Sunday, 9 January 2011

The Doors to Aslan

C.S. Lewis wrote "The Chronicles of Narnia" as fantasy novels for children. Written between 1949 and 1954, the series is Lewis's most popular work. The books contain Christian ideas intended to be easily accessible to young readers. In addition, Lewis used characters from Greek and Roman mythology as well as traditional British and Irish fairy tales.

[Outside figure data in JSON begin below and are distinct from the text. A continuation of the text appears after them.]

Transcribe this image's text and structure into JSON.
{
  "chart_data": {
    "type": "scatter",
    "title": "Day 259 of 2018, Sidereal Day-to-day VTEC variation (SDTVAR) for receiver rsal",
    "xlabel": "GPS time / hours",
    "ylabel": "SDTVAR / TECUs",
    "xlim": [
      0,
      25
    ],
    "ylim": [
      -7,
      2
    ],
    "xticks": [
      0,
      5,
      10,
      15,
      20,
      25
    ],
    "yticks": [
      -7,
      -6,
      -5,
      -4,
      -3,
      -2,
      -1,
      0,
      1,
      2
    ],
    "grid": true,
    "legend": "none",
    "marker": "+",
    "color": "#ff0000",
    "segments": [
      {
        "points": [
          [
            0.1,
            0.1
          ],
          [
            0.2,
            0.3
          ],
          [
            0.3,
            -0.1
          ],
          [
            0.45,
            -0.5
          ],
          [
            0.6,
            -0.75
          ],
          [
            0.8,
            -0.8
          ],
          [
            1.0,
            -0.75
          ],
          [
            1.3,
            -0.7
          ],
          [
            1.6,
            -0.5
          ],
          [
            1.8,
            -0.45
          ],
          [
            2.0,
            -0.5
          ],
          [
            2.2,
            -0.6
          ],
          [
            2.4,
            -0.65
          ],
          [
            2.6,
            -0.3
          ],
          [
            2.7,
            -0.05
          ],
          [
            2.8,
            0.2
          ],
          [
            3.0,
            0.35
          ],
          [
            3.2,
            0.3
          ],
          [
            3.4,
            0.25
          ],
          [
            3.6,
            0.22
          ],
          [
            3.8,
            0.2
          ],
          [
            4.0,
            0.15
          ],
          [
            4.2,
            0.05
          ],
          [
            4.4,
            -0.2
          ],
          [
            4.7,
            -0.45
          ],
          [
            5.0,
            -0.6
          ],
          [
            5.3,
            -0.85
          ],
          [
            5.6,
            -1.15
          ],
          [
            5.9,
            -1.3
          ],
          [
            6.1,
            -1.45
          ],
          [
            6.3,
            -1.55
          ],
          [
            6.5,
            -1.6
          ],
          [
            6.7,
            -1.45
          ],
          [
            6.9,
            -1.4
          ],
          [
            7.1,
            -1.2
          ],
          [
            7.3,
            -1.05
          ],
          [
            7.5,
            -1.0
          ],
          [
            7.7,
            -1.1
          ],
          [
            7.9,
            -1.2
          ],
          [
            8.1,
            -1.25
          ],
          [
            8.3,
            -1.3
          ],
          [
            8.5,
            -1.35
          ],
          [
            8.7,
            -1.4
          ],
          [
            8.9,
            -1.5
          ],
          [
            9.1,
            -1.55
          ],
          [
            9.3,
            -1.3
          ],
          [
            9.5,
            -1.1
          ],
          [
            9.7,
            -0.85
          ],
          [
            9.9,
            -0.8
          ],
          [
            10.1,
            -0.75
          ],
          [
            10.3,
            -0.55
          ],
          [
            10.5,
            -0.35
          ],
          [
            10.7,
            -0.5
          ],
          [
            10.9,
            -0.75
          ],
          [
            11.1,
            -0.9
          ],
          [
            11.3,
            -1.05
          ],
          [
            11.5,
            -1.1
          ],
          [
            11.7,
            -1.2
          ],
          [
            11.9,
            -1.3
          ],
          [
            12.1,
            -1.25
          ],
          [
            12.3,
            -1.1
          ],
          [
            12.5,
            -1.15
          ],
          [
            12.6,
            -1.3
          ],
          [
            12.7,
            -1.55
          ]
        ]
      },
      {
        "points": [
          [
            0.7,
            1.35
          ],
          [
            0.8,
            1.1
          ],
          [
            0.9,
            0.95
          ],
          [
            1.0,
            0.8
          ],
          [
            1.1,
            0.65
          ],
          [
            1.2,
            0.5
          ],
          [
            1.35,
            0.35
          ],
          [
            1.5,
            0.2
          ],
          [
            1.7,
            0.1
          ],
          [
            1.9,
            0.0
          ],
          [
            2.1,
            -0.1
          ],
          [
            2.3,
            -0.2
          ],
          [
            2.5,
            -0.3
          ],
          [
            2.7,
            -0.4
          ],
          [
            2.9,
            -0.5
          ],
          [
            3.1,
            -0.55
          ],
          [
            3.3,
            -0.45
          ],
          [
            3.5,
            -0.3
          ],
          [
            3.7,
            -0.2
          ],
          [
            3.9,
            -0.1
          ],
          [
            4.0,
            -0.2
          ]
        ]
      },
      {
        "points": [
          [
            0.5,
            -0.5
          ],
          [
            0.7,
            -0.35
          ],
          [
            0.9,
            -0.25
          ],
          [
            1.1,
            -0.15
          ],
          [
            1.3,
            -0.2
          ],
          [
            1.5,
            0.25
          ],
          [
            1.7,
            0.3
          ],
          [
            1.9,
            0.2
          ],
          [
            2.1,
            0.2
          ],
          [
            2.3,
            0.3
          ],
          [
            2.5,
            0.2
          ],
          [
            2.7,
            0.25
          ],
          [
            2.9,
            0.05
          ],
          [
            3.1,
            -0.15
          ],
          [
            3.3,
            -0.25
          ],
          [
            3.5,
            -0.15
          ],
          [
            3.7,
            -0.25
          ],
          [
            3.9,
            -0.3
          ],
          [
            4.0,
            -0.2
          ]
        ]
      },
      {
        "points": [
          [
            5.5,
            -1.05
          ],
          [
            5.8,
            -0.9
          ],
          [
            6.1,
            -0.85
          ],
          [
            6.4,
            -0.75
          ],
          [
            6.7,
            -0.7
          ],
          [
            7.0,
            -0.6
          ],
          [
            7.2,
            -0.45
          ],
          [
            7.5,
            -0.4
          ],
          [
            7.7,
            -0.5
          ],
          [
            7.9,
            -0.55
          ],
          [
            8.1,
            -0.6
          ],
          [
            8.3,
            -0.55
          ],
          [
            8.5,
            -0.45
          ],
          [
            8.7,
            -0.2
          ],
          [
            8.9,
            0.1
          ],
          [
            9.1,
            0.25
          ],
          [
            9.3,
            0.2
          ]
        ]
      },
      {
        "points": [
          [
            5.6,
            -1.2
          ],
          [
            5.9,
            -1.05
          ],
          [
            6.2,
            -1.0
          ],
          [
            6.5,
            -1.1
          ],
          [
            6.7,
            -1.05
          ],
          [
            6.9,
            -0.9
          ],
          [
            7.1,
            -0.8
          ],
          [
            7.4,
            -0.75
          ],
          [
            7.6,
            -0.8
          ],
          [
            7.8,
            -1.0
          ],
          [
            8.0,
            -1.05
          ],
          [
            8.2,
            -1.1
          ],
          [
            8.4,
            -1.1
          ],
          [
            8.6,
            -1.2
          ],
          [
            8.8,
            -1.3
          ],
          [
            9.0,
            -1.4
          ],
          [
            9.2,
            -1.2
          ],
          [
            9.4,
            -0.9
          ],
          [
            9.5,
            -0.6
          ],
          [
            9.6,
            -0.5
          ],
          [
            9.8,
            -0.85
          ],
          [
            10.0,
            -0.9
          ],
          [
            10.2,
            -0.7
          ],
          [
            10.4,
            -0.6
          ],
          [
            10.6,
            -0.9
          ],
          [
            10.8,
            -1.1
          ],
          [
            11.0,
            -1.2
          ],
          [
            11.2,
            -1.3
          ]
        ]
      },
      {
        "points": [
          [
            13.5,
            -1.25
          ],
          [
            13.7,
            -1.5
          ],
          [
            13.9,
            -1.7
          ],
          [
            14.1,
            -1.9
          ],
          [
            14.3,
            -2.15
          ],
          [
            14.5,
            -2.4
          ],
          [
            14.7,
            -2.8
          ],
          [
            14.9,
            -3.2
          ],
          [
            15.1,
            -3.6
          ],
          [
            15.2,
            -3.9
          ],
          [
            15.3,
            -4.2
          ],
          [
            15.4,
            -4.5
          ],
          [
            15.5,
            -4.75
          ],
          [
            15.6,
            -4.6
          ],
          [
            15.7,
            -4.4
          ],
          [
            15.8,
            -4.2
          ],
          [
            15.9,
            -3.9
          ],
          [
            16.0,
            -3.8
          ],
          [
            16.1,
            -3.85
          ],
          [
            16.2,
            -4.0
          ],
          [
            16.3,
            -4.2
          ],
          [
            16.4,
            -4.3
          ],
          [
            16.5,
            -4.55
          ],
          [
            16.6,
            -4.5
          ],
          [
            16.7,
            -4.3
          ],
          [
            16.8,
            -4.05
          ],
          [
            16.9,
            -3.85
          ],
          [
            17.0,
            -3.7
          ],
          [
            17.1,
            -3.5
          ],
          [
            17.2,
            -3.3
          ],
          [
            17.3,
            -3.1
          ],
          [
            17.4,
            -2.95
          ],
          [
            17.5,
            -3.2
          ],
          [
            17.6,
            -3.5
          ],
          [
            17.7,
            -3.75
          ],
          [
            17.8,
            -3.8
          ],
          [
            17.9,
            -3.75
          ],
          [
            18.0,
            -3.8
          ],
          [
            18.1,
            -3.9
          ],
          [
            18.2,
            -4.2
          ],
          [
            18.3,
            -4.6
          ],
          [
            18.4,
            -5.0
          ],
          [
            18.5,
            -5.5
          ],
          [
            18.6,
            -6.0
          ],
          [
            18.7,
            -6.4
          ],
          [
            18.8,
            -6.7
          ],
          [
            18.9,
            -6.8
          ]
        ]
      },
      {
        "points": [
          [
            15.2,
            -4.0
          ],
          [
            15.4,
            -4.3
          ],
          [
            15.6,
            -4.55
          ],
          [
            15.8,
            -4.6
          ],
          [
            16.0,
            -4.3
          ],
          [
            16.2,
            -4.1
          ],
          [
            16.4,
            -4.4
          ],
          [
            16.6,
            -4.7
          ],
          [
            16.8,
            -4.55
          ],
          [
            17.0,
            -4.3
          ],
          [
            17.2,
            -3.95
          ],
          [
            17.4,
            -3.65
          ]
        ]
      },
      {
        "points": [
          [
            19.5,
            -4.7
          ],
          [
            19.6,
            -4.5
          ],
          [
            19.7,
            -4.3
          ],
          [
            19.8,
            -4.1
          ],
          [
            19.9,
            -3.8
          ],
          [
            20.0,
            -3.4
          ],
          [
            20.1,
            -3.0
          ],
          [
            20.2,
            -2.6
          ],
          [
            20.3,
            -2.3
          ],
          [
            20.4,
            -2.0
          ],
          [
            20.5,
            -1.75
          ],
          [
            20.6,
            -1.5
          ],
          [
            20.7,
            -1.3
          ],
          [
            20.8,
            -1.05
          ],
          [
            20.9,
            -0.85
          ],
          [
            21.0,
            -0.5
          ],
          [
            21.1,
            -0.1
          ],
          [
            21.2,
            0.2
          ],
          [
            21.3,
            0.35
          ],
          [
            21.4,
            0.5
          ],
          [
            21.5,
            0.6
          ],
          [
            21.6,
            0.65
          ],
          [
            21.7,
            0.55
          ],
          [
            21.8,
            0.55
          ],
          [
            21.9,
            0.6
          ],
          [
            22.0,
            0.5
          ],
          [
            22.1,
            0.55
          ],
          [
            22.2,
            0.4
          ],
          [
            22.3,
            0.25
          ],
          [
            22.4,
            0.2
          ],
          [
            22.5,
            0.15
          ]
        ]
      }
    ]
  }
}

According to the paper,"The Wardrobe as Christian Metaphor", by Don W. King, Mythlore 14 (Autumn 1987), C.S. Lewis is aware of how frequently the door is used metaphorically in the New Testament and that Jesus is often associated with a door. In John 14:6 for instance, Jesus tells to be the door to communion with God. Lewis' knowledge of Scriptures is put to work throughout Narnia. As we can read in the paper by Don W. King, "doors are used significantly in the stories and echoes of the Biblical references made above resonate clearly. Four specific points about Lewis' use of doors are noteworthy: 1) Literal doors lead to the Door, Aslan; 2) Aslan is a two-way door; 3) Passage through the different literal doors into Narnia is always unplanned; and 4) All who enter the doors are called into Narnia, but none are compelled to stay; indeed, some who are called do not seem to belong. First, in every instance the literal doors that the children use to enter Narnia eventually lead directly to the Door, Aslan. The doors themselves take on different forms, from the wardrobe door in The Lion, the Witch and the Wardrobe to the framed picture in The Voyage of the Dawn Treader to the railway station in Prince Caspian and The Last Battle to the magic rings and the Wood Between the Worlds in The Magician's Nephew. Literally, the doors function to take the children out of their real world and into a new other world". The doors serve to move the children from the everyday life to a new reality. All the doors inexorably lead to Aslan.